L'Orchestra della Svizzera italiana si congeda dal 2024 con qualità, leggerezza e sorrisi. Standing ovation per il mezzosoprano Marina Viotti
In una valle di lacrime che a volte viene rappresentata anche più torrenziale di quel che è, il messaggio che l'Orchestra della Svizzera italiana ha voluto dare con il suo tradizionale concerto di San Silvestro è stato all'insegna di una leggerezza mai scaduta nella superficialità. Con protagonisti calore, speranza, sorrisi e amore. Tanto amore: da quello spensierato dell'ouverture di ‘My fair lady’ a quello più che romantico di ‘Je te veux’ di Erik Satie e quello carnale della ‘Séguedille’ dalla ‘Carmen’ di Georges Bizet, passando per il ‘Padam padam...’ reso celebre da Edith Piaf, la canzone napoletana con un omaggio a Ernesto De Curtis e alla sua ‘Non ti scordar di me’, chiudendo il cerchio con la ‘Somethin' stupid’ di Frank e Nancy Sinatra ma che allo scrivente e ai (pochi) altri under 40 in sala fa pensare tanto anche a Robbie Williams e Nicole Kidman.
Un programma vario, insomma. Leggero e da festa, ma arricchito di pagine da Jacques Offenbach – riuscitissima da parte dei musicisti dell'Osi la magnifica ouverture dell’‘Orphée aux enfers’ – e Gioacchino Rossini, tra arie e brani orchestrali da ‘La scala di seta’ e ‘L'italiana in Algeri’. Ma è parlando soprattutto del momento più alto della serata, l'aria ‘Nacqui all'affanno e al pianto’ dalla ‘Cenerentola’ rossiniana, di quella speranza di trionfo della bontà, che arriviamo al punto: la prestazione dominante del mezzosoprano svizzero Marina Viotti, protagonista di una performance a tutto tondo che ha portato alla giusta standing ovation finale del Lac grazie alla sua voce che si è adattata a canzoni da ‘dancing’, come a Edith Piaf, come ad arie operistiche. Viotti ha mostrato una presenza scenica fenomenale – la sua entrata sul palco è stata con un défilé sgargiante e ironico sulle note di ‘My fair lady’ –, condita da un costante coinvolgimento del pubblico e dal perfetto coordinamento con l'altro protagonista del concerto di San Silvestro dell'Osi, il basso-baritono statunitense Christian Zaremba.
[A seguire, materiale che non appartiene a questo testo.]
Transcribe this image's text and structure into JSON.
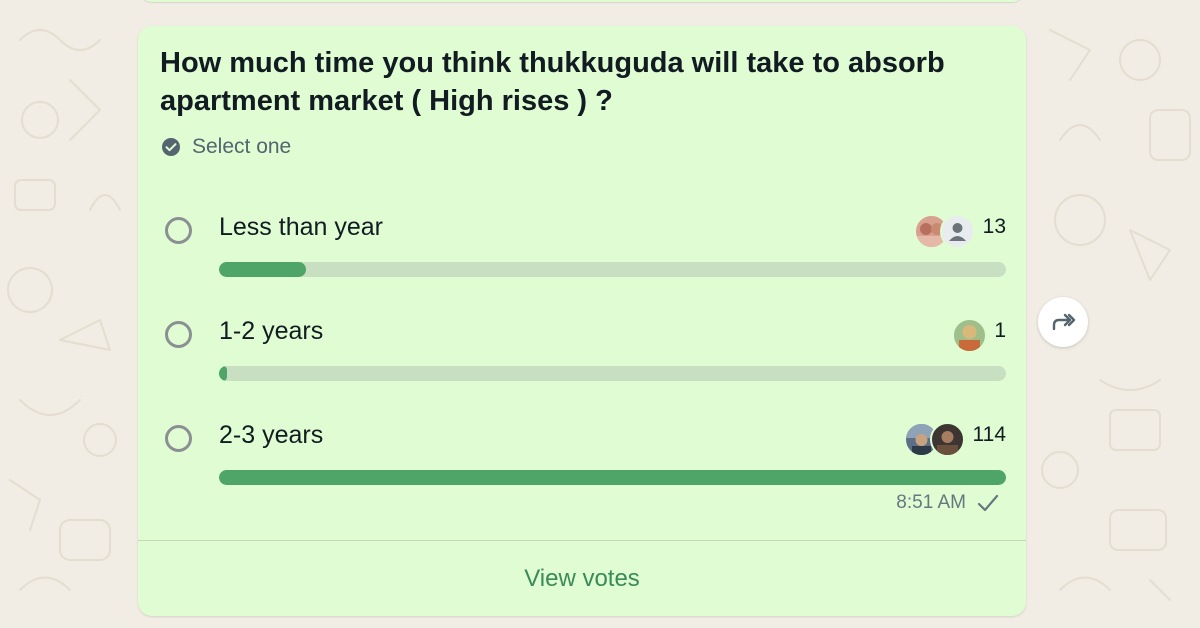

Le loro voci si sono completate a vicenda, e i duetti operistici sono stati spontanei e senza alcuna traccia di manierismo o posa.
L'Osi, diretta dal maestro basco Iñaki Encina Oyón, ha mostrato di essere un'orchestra versatile e che, con qualità, riesce nel giro di pochi mesi a spaziare da Mahler, Bruckner, Beethoven, Schubert alla spensieratezza di un programma ‘natalizio’ e ben adatto al contesto di un concerto di San Silvestro che non sottostà ad alcun obbligo di monumenti o programmi telecomandati per riempire il teatro. L'impegno di svecchiare l'immagine della musica classica, rendere più accessibile la fruizione di un concerto in una sala come il Lac (e anche lo spostare più in là qualche vacca sacra) si presta a numerosi rischi se fatto con pressapochismo o banalità. La costanza con cui l'Osi raccoglie applausi unendo brani contemporanei poco conosciuti al di fuori dell'ambiente o addirittura prime esecuzioni assieme a compositori stra famosi (e stra sentiti), o con cui raccoglie l'ampio consenso del pubblico come l'ultimo dell'anno a Lugano con Sinatra o De Curtis, invece, mostra che il percorso intrapreso per il momento è ben battuto. Aiutati anche, perché no, nel proporre come bis la ‘Marcia di Radetzky’ con tanto di battimano d'ordinanza.